杨召坤
最早知道合欢树是看了史铁生那篇家喻户晓的散文《合欢树》。那时就一直以为合欢是史铁生的树,就像撒哈拉属于三毛,上海属于张爱玲,每一个作家都有专属于自己的一种事物,那是命中注定的结合。后来,看了雪小禅关于合欢的文字,便从此断定合欢是属于这个女子的。
后来,百度了合欢树,才吃惊地发现这种树在我的农村老家也有。因为在此之前,我一直以为这种树是娇贵的,不适宜生长在农村贫瘠的土地。我们老家管这种树叫“绒花树”,大概是因为它盛开的花给人一种毛绒绒的感觉。
记得小时候,去学校的路上总是路过一户长着合欢树的人家。是初夏,阳光刚刚好,茂盛的合欢树长出了墙外,绿色的叶子间开满了伞状的小花,像梦里粉色的云,一丛又一丛。

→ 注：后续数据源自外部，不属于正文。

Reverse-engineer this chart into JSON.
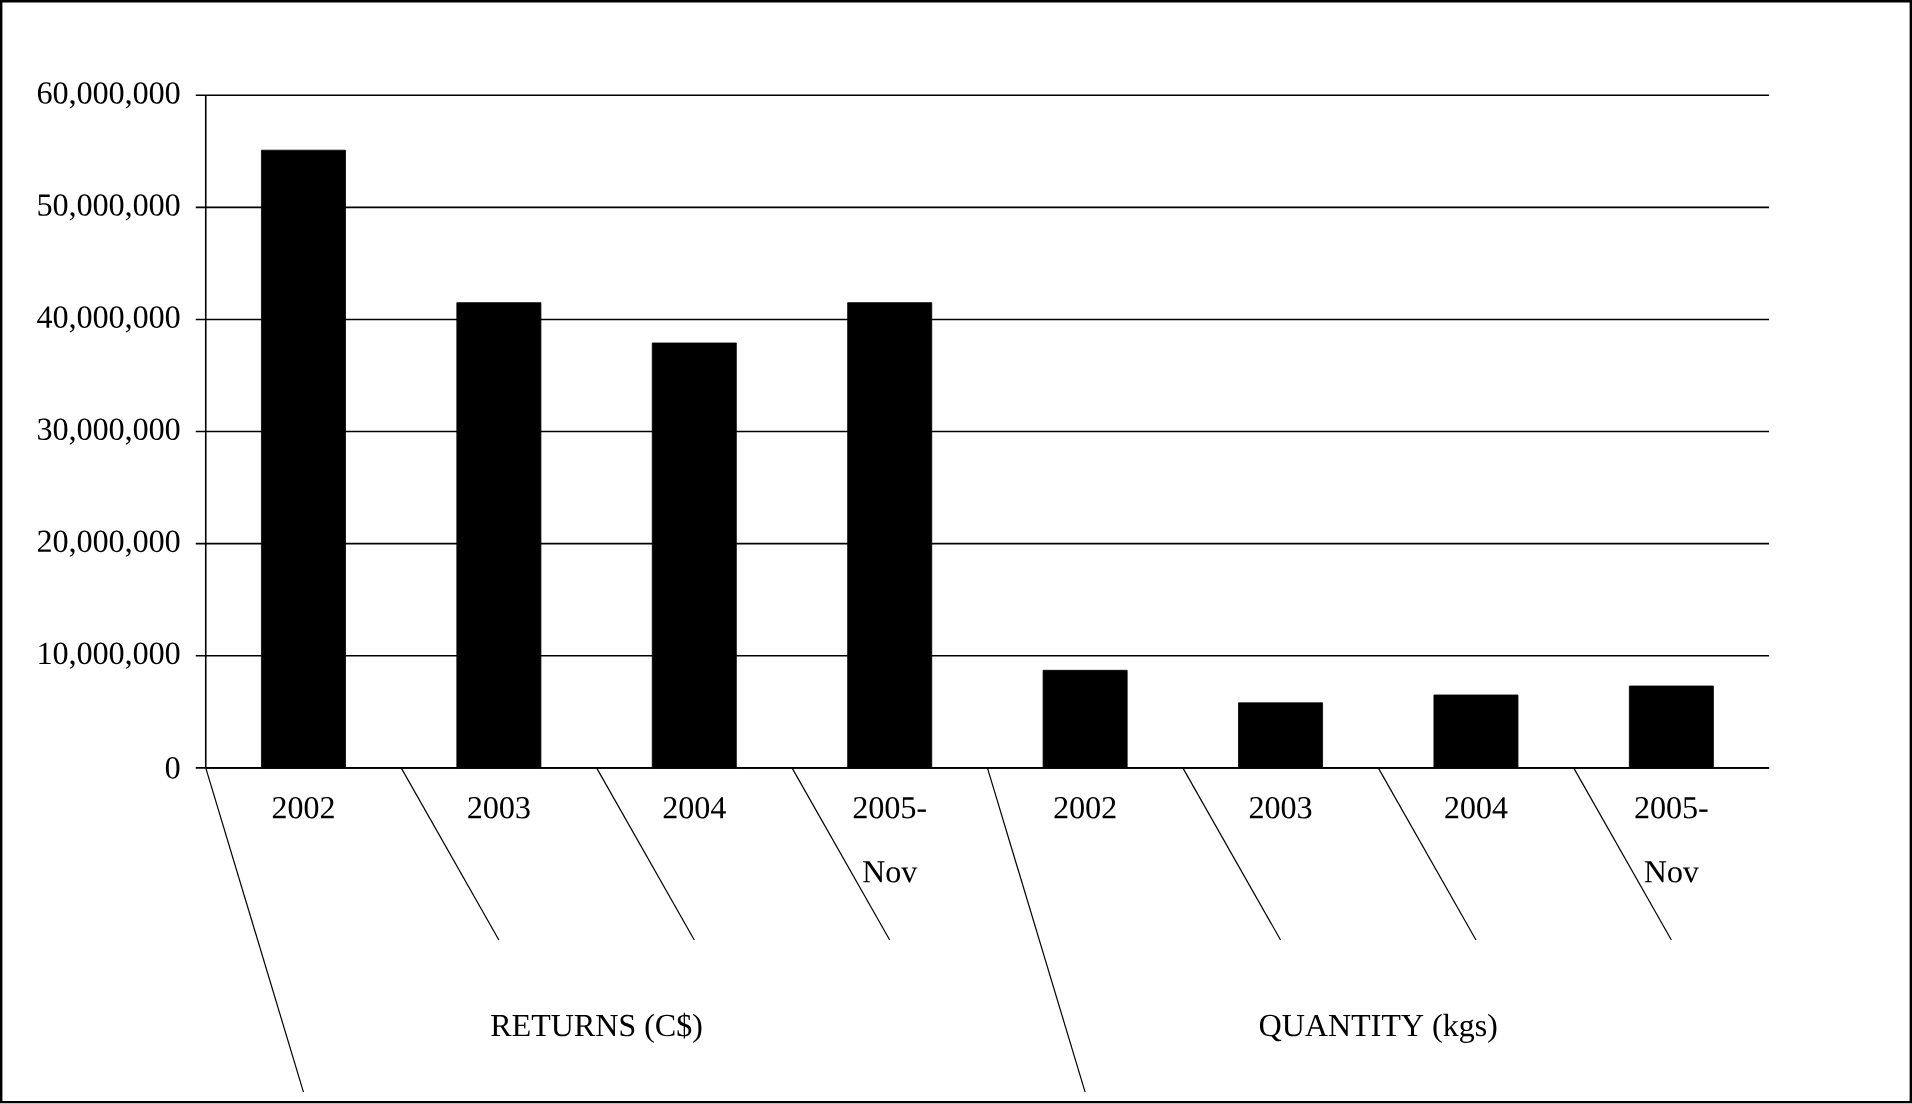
{
  "chart_data": {
    "type": "bar",
    "categories": [
      "2002",
      "2003",
      "2004",
      "2005-Nov",
      "2002",
      "2003",
      "2004",
      "2005-Nov"
    ],
    "values": [
      55100000,
      41500000,
      37900000,
      41500000,
      8700000,
      5800000,
      6500000,
      7300000
    ],
    "color": "#000000",
    "ylim": [
      0,
      60000000
    ],
    "yticks": [
      {
        "value": 0,
        "label": "0"
      },
      {
        "value": 10000000,
        "label": "10,000,000"
      },
      {
        "value": 20000000,
        "label": "20,000,000"
      },
      {
        "value": 30000000,
        "label": "30,000,000"
      },
      {
        "value": 40000000,
        "label": "40,000,000"
      },
      {
        "value": 50000000,
        "label": "50,000,000"
      },
      {
        "value": 60000000,
        "label": "60,000,000"
      }
    ],
    "grid": "y",
    "annotations": [
      "RETURNS (C$)",
      "QUANTITY (kgs)"
    ]
  }
}
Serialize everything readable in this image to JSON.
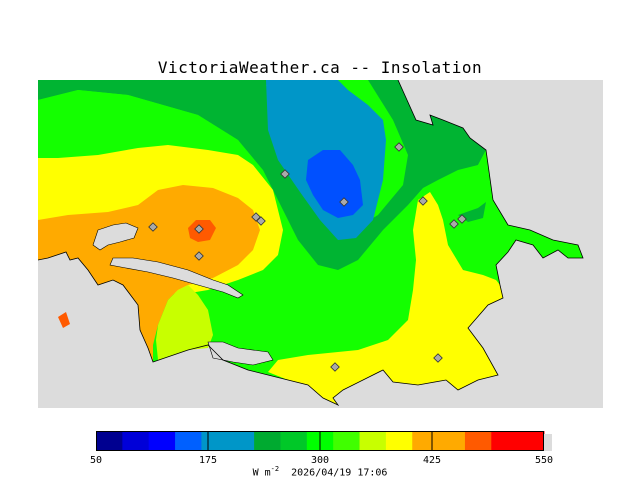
{
  "title": "VictoriaWeather.ca -- Insolation",
  "legend": {
    "ticks": [
      "50",
      "175",
      "300",
      "425",
      "550"
    ],
    "unit_main": "W m",
    "unit_exp": "-2",
    "timestamp": "2026/04/19 17:06",
    "colors": [
      "#000090",
      "#0000d8",
      "#0000ff",
      "#0060ff",
      "#0096c8",
      "#0096c8",
      "#00aa30",
      "#00c828",
      "#00ff00",
      "#40ff00",
      "#c8ff00",
      "#ffff00",
      "#ffaa00",
      "#ffaa00",
      "#ff5a00",
      "#ff0000",
      "#ff0000"
    ]
  },
  "map_colors": {
    "background": "#dcdcdc",
    "dark_green": "#00b432",
    "green": "#14ff00",
    "yellow_green": "#c8ff00",
    "yellow": "#ffff00",
    "orange": "#ffaa00",
    "red_orange": "#ff5a00",
    "teal": "#0096c8",
    "blue": "#0050ff"
  },
  "stations": [
    "s1",
    "s2",
    "s3",
    "s4",
    "s5",
    "s6",
    "s7",
    "s8",
    "s9",
    "s10",
    "s11",
    "s12",
    "s13"
  ]
}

小学6年,初中3年,这9年的光阴我一直在那棵合欢树下穿过。每一次都会不自觉地抬起头,每一次都能嗅到细细的清香……现在想来,也是一件极为美好的事啊,可惜只道当时是寻常。
多年后,我回到老家,再次路过那个地方,却早已物是人非。那里建了一个小区,居民楼一栋连着一栋,合欢树大概早已被连根拔除了吧?
我怅然若失,在细细的春雨中伫立良久,想起了一句诗:落花人独立,微雨燕双飞。
高中3年,一直在学校苦苦地念书,没时间去县城里的公园。眼中能见到的也就只有学校里那一排排挺拔的白杨,还有教室里我们养的盆栽。白杨挺拔,线条坚硬,没能给那一段为高考奋斗的岁月平添一份柔软;盆栽小巧玲珑,不适合我们当年誓考名校的万丈豪情、凌云壮志。